The permission sits on top of two existing British approvals: Coinbase's FCA cryptoasset registration from February 2025 and an e-money licence. Together they make Coinbase, in the exchange's own phrasing, the most comprehensively regulated crypto operator in Britain. That is a strong claim, but on the face of the register, no other US exchange holds all three permissions in the UK.
The strategy is the ‘Everything Exchange’ that Brian Armstrong set out in December: crypto, prediction markets, stocks, derivatives, tokenised assets and consumer finance under one login. Coinbase already runs stock and ETF trading in the US, and since March it has offered non-US customers USDC-settled perpetual futures on Apple, Microsoft and Tesla. In June it said it would launch tokenised US equities, backed one-for-one and paying dividends, to eligible non-US users. The UK licence pulls another jurisdiction into that funnel.
The timing is deliberate. The UK's full crypto authorisation regime is not due to switch on until October 2027, and every US exchange waiting for it is now stuck behind the crypto registration hurdle. The new investment licence lets Coinbase route around the delay by regulating the non-crypto parts of its business first. It is the same manoeuvre Coinbase pulled in Australia, where it became the first crypto exchange to secure an Australian Financial Services Licence directly from ASIC in April.
Which stocks and which futures products will go live in Britain first has not been disclosed. Coinbase did not respond to a CoinDesk request for detail before publication, and the FCA's public register lists only the scope of the permission, not the venue selection. The company's US stock offering runs on partners including Paxos for execution; the UK product will need FCA-registered execution and custody arrangements, and Coinbase has not named them.
The economics matter to Coinbase because its core crypto business is under pressure. Q1 2026 crypto trading revenue was down 47 per cent year on year at Robinhood, down materially at Kraken, and slipping at Coinbase itself. Adding a stocks and derivatives revenue line into a saturated crypto market is a hedge as much as an expansion. Barclays downgraded COIN to Underweight in April on precisely that trading-volume weakness. A UK stock brokerage carrying, say, a fifteen-basis-point commission on retail flow would not fix that gap on its own, but combined with the perpetual-futures product it materially widens what Coinbase can charge for.
Binance withdrew its Greek MiCA application on 24 June, and by the same week Coinbase and OKX were courting its EU customers.
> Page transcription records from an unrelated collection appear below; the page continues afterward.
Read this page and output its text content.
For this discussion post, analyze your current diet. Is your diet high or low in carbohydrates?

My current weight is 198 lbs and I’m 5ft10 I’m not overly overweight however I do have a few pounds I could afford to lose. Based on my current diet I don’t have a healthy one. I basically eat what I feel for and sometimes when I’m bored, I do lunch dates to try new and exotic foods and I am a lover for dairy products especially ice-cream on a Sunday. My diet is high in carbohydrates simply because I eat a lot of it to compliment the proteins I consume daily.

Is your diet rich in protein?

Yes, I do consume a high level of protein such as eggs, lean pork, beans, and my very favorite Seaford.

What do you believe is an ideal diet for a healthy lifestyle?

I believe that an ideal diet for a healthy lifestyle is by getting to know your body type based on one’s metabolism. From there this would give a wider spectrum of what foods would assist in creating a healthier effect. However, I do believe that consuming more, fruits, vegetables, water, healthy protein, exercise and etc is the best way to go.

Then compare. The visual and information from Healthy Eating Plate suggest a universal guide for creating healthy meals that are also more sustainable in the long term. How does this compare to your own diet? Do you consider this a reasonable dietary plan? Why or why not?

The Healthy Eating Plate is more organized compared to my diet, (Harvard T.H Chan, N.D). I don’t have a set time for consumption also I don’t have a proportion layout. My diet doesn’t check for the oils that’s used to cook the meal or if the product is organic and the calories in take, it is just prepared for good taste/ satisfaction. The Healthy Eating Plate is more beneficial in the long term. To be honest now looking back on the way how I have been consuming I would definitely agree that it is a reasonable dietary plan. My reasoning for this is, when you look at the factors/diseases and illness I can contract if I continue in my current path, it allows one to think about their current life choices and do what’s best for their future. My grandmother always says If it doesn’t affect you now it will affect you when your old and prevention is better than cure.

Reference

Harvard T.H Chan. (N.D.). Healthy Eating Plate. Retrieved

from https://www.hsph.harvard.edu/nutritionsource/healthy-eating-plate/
Robinhood is running a chain and a stablecoin. Kraken is preparing an IPO. Coinbase's UK licence now gives it the widest legal mandate of any of them: it can sell British customers spot crypto, spot equities and perpetual futures at a moment when several of its rivals cannot legally do any two of those things at once.
Markets reacted quickly. Tiger Brokers lifted its rating on Coinbase from Hold to Buy on Wednesday morning and set a $200 price target; COIN traded between $158.07 and $159.99 in the session. That is a modest reaction for a licence that opens the sixth-largest equities market in the world to a company already sitting on an OCC conditional trust charter and an Australian licence — but Coinbase's crypto trading revenue is still down sharply year on year, and the market is pricing the UK news as strategic rather than immediately accretive.
The FCA has not said whether the retail crypto derivatives ban will be lifted before the 2027 framework starts. Until it is, Britain's most regulated crypto exchange will be selling its UK retail customers everything except the product it was built to sell.